In the introduction, Saak offers important background information on this little studied fourteenth-century Augustinian friar and scholar and suggests that the lacuna of modern research (Saak's own work notwithstanding) relates in part to much-needed manuscript work, of which the present edition and larger project is intended to help correct. He also, rightly I think, points to the fact that much modern scholarship on late medieval religion is overly concerned with fifteenth-century precursors to the Reformation and often ignores the great contributions of fourteenth century "unoriginal" (6) works that greatly influenced later theological and religious thought.
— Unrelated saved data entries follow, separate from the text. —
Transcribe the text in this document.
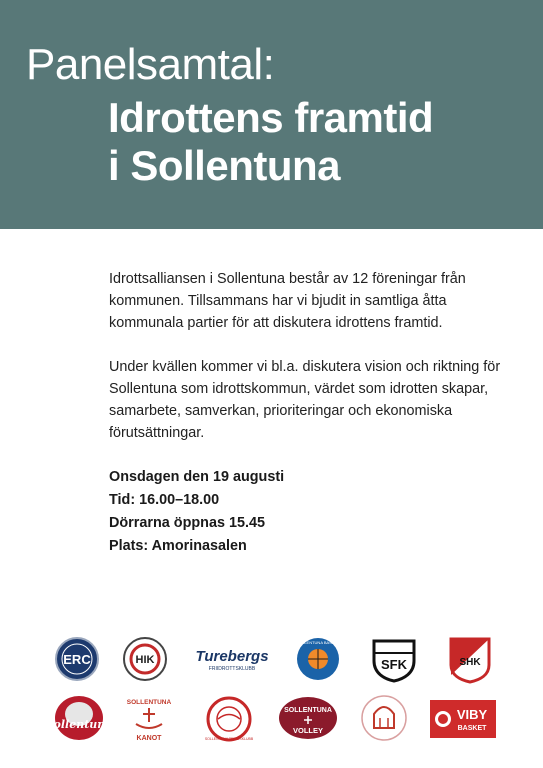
Panelsamtal:
Idrottens framtid
i Sollentuna

Idrottsalliansen i Sollentuna består av 12 föreningar från kommunen. Tillsammans har vi bjudit in samtliga åtta kommunala partier för att diskutera idrottens framtid.

Under kvällen kommer vi bl.a. diskutera vision och riktning för Sollentuna som idrottskommun, värdet som idrotten skapar, samarbete, samverkan, prioriteringar och ekonomiska förutsättningar.

Onsdagen den 19 augusti
Tid: 16.00–18.00
Dörrarna öppnas 15.45
Plats: Amorinasalen
ERC	HIK	Turebergs
FRIIDROTTSKLUBB
SOLLENTUNA BASKET
SFK	SHK
Sollentuna
SOLLENTUNA
KANOT	SOLLENTUNA TENNISKLUBB
SOLLENTUNA
VOLLEY
VIBY
BASKET
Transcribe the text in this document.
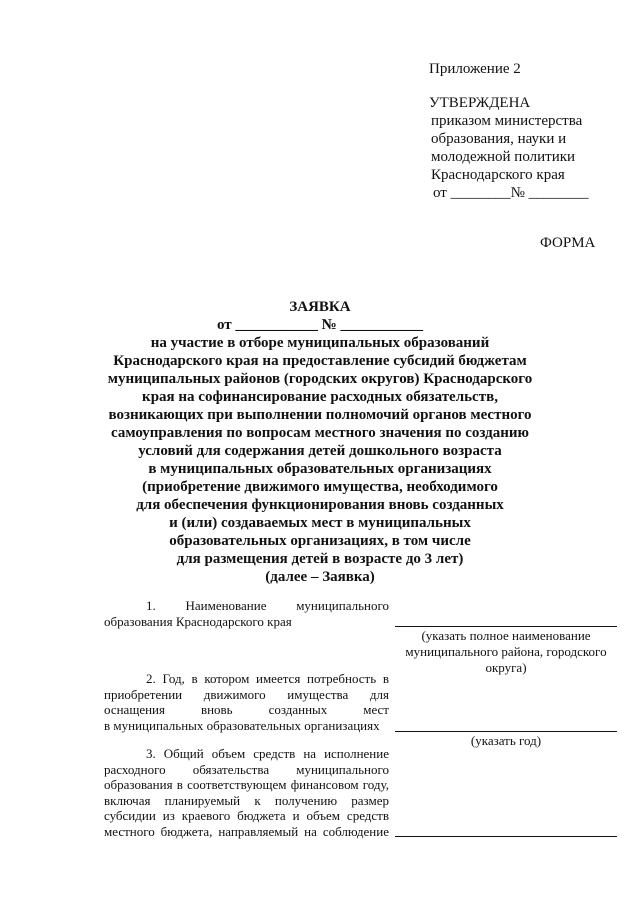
Приложение 2
УТВЕРЖДЕНА
приказом министерства
образования, науки и
молодежной политики
Краснодарского края
от ________№ ________
ФОРМА
ЗАЯВКА
от ___________ № ___________
на участие в отборе муниципальных образований
Краснодарского края на предоставление субсидий бюджетам
муниципальных районов (городских округов) Краснодарского
края на софинансирование расходных обязательств,
возникающих при выполнении полномочий органов местного
самоуправления по вопросам местного значения по созданию
условий для содержания детей дошкольного возраста
в муниципальных образовательных организациях
(приобретение движимого имущества, необходимого
для обеспечения функционирования вновь созданных
и (или) создаваемых мест в муниципальных
образовательных организациях, в том числе
для размещения детей в возрасте до 3 лет)
(далее – Заявка)
1. Наименование муниципального
образования Краснодарского края
(указать полное наименование
муниципального района, городского
округа)
2. Год, в котором имеется потребность в
приобретении движимого имущества для
оснащения вновь созданных мест
в муниципальных образовательных организациях
(указать год)
3. Общий объем средств на исполнение
расходного обязательства муниципального
образования в соответствующем финансовом году,
включая планируемый к получению размер
субсидии из краевого бюджета и объем средств
местного бюджета, направляемый на соблюдение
Along with his introduction of Jordan and his works, Saak includes a section on late medieval catechetical work and an introduction to the importance of the Lord's Prayer as a catechetical tool. Of particular interest here is his section on what he calls "religionization" (20) - the process whereby an earlier christianized Europe moves towards a greater understanding of what it means to be religious. Coupled with confessionalization in the sixteenth century, "religionization", he suggests, was a maturing process that went beyond the basic liturgical or sacramental meaning of being Christian. Saak argues that the Lord's Prayer, and particularly sermons on the Lord's Prayer, becomes a central vehicle, as one might expect, for the formation of this "religionization" process in the Late Middle Ages. He tentatively suggests a five-fold typology for late-medieval treatments of the Lord's Prayer that include liturgical, religious, catechetical, pastoral and academic categories. Saak notes, rightly, the fluidity of these categories and Jordan's work is a case in point, covering many of the five categories listed.
The text itself begins, in traditional fashion, with an introduction (lectures 1 and 2), followed by seven petitions (lectures 3 through 9) and then the final Amen (lecture 10). Very quickly in this work, one gets the sense of how central this prayer was to late medieval religious life, in particular because it was a communal prayer. There is a traditional connection to the number seven: seven petitions, seven vices and virtues and the seven gifts of the Holy Spirit that permeate Jordan's lectures. Lecture seven includes an extended examination on the meaning of "daily bread" that had both theological implications in terms of the Eucharist and also its meaning in daily life (avoidance of gluttony, food in moderation and the like). This particular lecture illustrates well how this prayer and Jordan's commentary on it provided insight and meaning for the learned as well as the laity.
The final section is Jordan's Exposition of the Tree of the Virtues and Vices in which he illustrates, using the image of a tree, how the Lord's Prayer eliminates vices and introduces virtues. It is here that Jordan indicates his audience as including "even the unlearned and simple" showing the importance of this prayer as a catechetical tool (191).
With this edition and translation, Saak offers modern students and scholars an important contribution to late medieval religion and particularly the Augustinian influence on the fifteenth century and beyond. The volume is a welcome addition for students and scholars of late medieval religion and we can only hope for the quick publication of subsequent volumes in this project.